Vasseur marca la línea en Ferrari tras el roce Leclerc-Hamilton en Monza: “Habrá que tomar decisiones
Ferrari choca en Monza: Leclerc y Hamilton se rozan en la primera vuelta. Vasseur admite el error y enciende las alarmas en Maranello. ¿Decisiones internas?
El jefe de Ferrari, Fred Vasseur, reconoció este domingo que el roce entre Charles Leclerc y Lewis Hamilton en la primera vuelta del Gran Premio de Italia "no fue bueno para el equipo", tras un fin de semana para el olvido de la Scuderia en Monza. El incidente, que comprometió el ritmo de ambos monoplazas rojos y desató la frustración en el box de Maranello, obliga ahora a la escudería italiana a tomar decisiones internas con la vista puesta en el tramo decisivo de la temporada.
El choque se produjo cuando Hamilton, que arrancó desde la segunda fila, intentó superar a su compañero Leclerc en la curva inicial del circuito brianzolo. El monegasco se defendió con firmeza, provocando un contacto leve que afectó la aerodinámica de ambos coches y los relegó en la clasificación. Para un equipo que históricamente ha gestionado con cautela las batallas entre sus pilotos, el episodio representa un revés en la narrativa de armonía que Vasseur ha intentado construir desde su llegada a la dirección.
La escaramuza interna, sumada a una estrategia conservadora y a la falta de ritmo frente a sus rivales directos, dejó a Ferrari sin opciones de luchar por el podio en su carrera de casa. Monza, el templo de la velocidad y el escenario donde la afición italiana espera siempre una actuación memorable, volvió a evidenciar las carencias del SF-25 en comparación con los líderes del campeonato. La distancia respecto a Red Bull y McLaren, tanto en clasificación como en ritmo de carrera, sigue siendo considerable y plantea interrogantes sobre el desarrollo del monoplaza en las próximas citas.
Vasseur, visiblemente molesto, subrayó que este tipo de situaciones "no pueden repetirse" y que el equipo debe priorizar la armonía interna para maximizar resultados. Sus palabras no son casuales: con un calendario que aún incluye circuitos donde el adelantamiento es complicado, como Singapur o Suzuka, cualquier pérdida de puntos por incidentes entre compañeros podría ser decisiva en la lucha por el subcampeonato de constructores. La escudería italiana ocupa actualmente la tercera plaza, pero la presión de Aston Martin y Mercedes, su proveedor de motores, acecha en la clasificación.

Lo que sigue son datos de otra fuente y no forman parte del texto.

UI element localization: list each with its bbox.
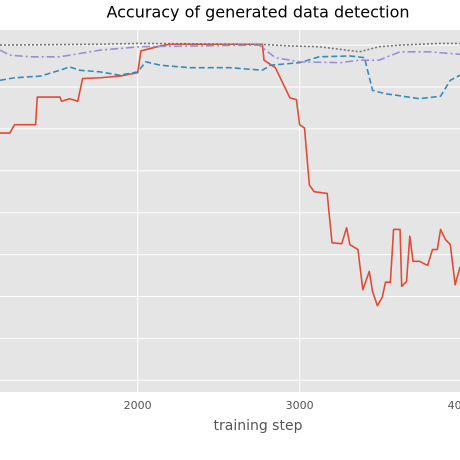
line-series	[0, 55, 460, 100]
x-tick-label: 2000	[124, 399, 152, 412]
plot-background	[0, 30, 460, 392]
line-series	[0, 43, 460, 307]
x-tick-label: 4000	[448, 399, 460, 412]
x-axis-label: training step	[214, 418, 303, 434]
x-tick-label: 3000	[286, 399, 314, 412]
chart-title: Accuracy of generated data detection	[106, 3, 409, 22]
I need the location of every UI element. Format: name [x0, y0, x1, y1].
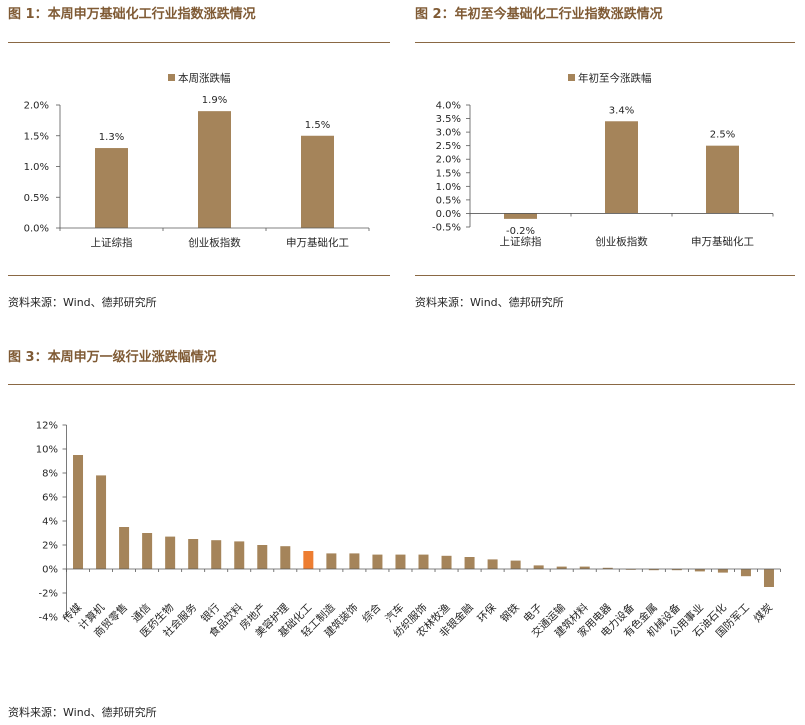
- chart3-y-tick-label: 10%: [36, 445, 58, 456]
- chart3-bar: [579, 566, 590, 569]
- chart2-y-tick-label: 0.5%: [436, 195, 461, 206]
- chart2-plot: -0.5% 0.0% 0.5% 1.0% 1.5% 2.0% 2.5% 3.0% 3.5% 4.0…: [432, 72, 774, 248]
- chart3-bar: [625, 569, 636, 570]
- chart3-y-tick-label: -4%: [39, 613, 58, 624]
- chart3-category-label: 钢铁: [498, 601, 522, 625]
- chart3-bar: [73, 455, 84, 569]
- chart3-bar: [142, 533, 153, 569]
- chart2-category-label: 申万基础化工: [691, 235, 754, 248]
- chart3-bar: [510, 560, 521, 569]
- chart3-bar: [648, 569, 659, 571]
- figure-1-source: 资料来源：Wind、德邦研究所: [8, 296, 157, 309]
- chart3-bar: [487, 559, 498, 569]
- figure-2-source: 资料来源：Wind、德邦研究所: [415, 296, 564, 309]
- figure-1-bottom-rule: [8, 275, 390, 276]
- chart2-bar: [706, 145, 739, 214]
- chart3-bar: [671, 569, 682, 571]
- chart2-y-tick-label: 3.5%: [436, 114, 461, 125]
- chart3-bar: [349, 553, 360, 569]
- chart3-bar: [740, 569, 751, 577]
- chart3-bar: [372, 554, 383, 569]
- chart2-y-tick-label: -0.5%: [432, 223, 461, 234]
- figure-3-source: 资料来源：Wind、德邦研究所: [8, 706, 157, 719]
- chart3-y-tick-label: -2%: [39, 589, 58, 600]
- chart3-y-tick-label: 6%: [42, 493, 58, 504]
- chart3-bar: [119, 527, 130, 569]
- chart1-y-tick-label: 1.5%: [24, 131, 49, 142]
- figure-1-top-rule: [8, 42, 390, 43]
- figure-1-caption: 图 1：本周申万基础化工行业指数涨跌情况: [8, 7, 256, 22]
- chart1-bar: [301, 135, 334, 228]
- chart2-category-label: 上证综指: [500, 235, 542, 248]
- chart1-bar: [95, 148, 128, 228]
- chart2-legend-label: 年初至今涨跌幅: [578, 72, 652, 85]
- chart1-category-label: 上证综指: [91, 236, 133, 249]
- chart2-y-tick-label: 1.5%: [436, 168, 461, 179]
- chart2-y-tick-label: 0.0%: [436, 209, 461, 220]
- chart3-bar: [211, 540, 222, 569]
- chart3-bar: [418, 554, 429, 569]
- chart3-y-tick-label: 0%: [42, 565, 58, 576]
- chart1-y-tick-label: 1.0%: [24, 162, 49, 173]
- chart3-bar: [257, 545, 268, 569]
- chart1-category-label: 申万基础化工: [286, 236, 349, 249]
- chart3-y-tick-label: 2%: [42, 541, 58, 552]
- chart2-data-label: -0.2%: [506, 226, 535, 237]
- chart3-y-tick-label: 8%: [42, 469, 58, 480]
- chart1-data-label: 1.3%: [99, 132, 124, 143]
- chart3-bar: [533, 565, 544, 569]
- chart1-legend-label: 本周涨跌幅: [178, 72, 231, 85]
- chart1-y-tick-label: 0.5%: [24, 193, 49, 204]
- chart2-legend-swatch: [568, 74, 575, 81]
- chart3-bar: [395, 554, 406, 569]
- chart3-bar: [602, 567, 613, 569]
- chart2-y-tick-label: 4.0%: [436, 101, 461, 112]
- chart3-y-tick-label: 12%: [36, 421, 58, 432]
- chart1-data-label: 1.5%: [305, 120, 330, 131]
- chart2-data-label: 2.5%: [710, 130, 735, 141]
- chart3-category-label: 综合: [360, 601, 384, 625]
- chart1-plot: 0.0% 0.5% 1.0% 1.5% 2.0% 1.3% 上证综指 1.9% 创业板指数 1.5…: [24, 72, 370, 249]
- chart1-category-label: 创业板指数: [188, 236, 241, 249]
- chart3-bar: [694, 569, 705, 572]
- chart2-y-tick-label: 1.0%: [436, 182, 461, 193]
- chart3-category-label: 煤炭: [751, 601, 775, 625]
- chart2-y-tick-label: 2.0%: [436, 155, 461, 166]
- chart3-category-label: 环保: [475, 601, 499, 625]
- chart3-bar: [165, 536, 176, 569]
- chart3-bar: [188, 539, 199, 569]
- chart3-bar: [556, 566, 567, 569]
- chart3-bar: [763, 569, 774, 587]
- chart3-y-tick-label: 4%: [42, 517, 58, 528]
- chart1-y-tick-label: 0.0%: [24, 224, 49, 235]
- chart2-category-label: 创业板指数: [595, 235, 648, 248]
- figure-2-caption: 图 2：年初至今基础化工行业指数涨跌情况: [415, 7, 663, 22]
- chart3-bar: [717, 569, 728, 573]
- chart3-bar: [464, 557, 475, 569]
- chart3-bar: [234, 541, 245, 569]
- chart3-bar: [326, 553, 337, 569]
- chart2-bar: [504, 213, 537, 219]
- figure-3-caption: 图 3：本周申万一级行业涨跌幅情况: [8, 350, 217, 365]
- chart3-bar: [441, 555, 452, 569]
- chart2-bar: [605, 121, 638, 214]
- figure-2-top-rule: [415, 42, 795, 43]
- figure-3-top-rule: [8, 384, 795, 385]
- chart2-y-tick-label: 2.5%: [436, 141, 461, 152]
- chart3-bar: [303, 551, 314, 569]
- chart2-y-tick-label: 3.0%: [436, 128, 461, 139]
- chart3-bar: [96, 475, 107, 569]
- chart2-data-label: 3.4%: [609, 105, 634, 116]
- chart1-data-label: 1.9%: [202, 95, 227, 106]
- chart3-bar: [280, 546, 291, 569]
- chart1-legend-swatch: [168, 74, 175, 81]
- figure-2-bottom-rule: [415, 275, 795, 276]
- chart1-bar: [198, 111, 231, 228]
- chart1-y-tick-label: 2.0%: [24, 101, 49, 112]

El roce entre Leclerc y Hamilton también reabre el debate sobre la gestión de pilotos en equipos con aspiraciones al título. Mientras Leclerc, formado en la cantera de Ferrari, busca consolidarse como líder del proyecto, Hamilton, siete veces campeón del mundo, intenta adaptarse a un monoplaza que no responde a sus preferencias de conducción. La convivencia entre ambos, que comenzó con expectativas de una dupla soñada, ha mostrado fisuras en pista que Vasseur deberá resolver con mano firme si no quiere que la tensión escale en las próximas carreras.
Para los aficionados, la lección de Monza es clara: Ferrari no solo necesita mejorar el rendimiento del coche, sino también establecer una jerarquía interna clara que evite roces como el del domingo. Las decisiones que tome Vasseur en las próximas semanas, ya sea en términos de órdenes de equipo, desarrollo técnico o gestión de pilotos, serán clave para determinar si la Scuderia puede revertir una temporada que, hasta ahora, ha estado muy por debajo de las expectativas generadas en pretemporada. El tiempo corre, y cada carrera sin resultados positivos aumenta la presión sobre un equipo que no gana un título de pilotos desde 2007.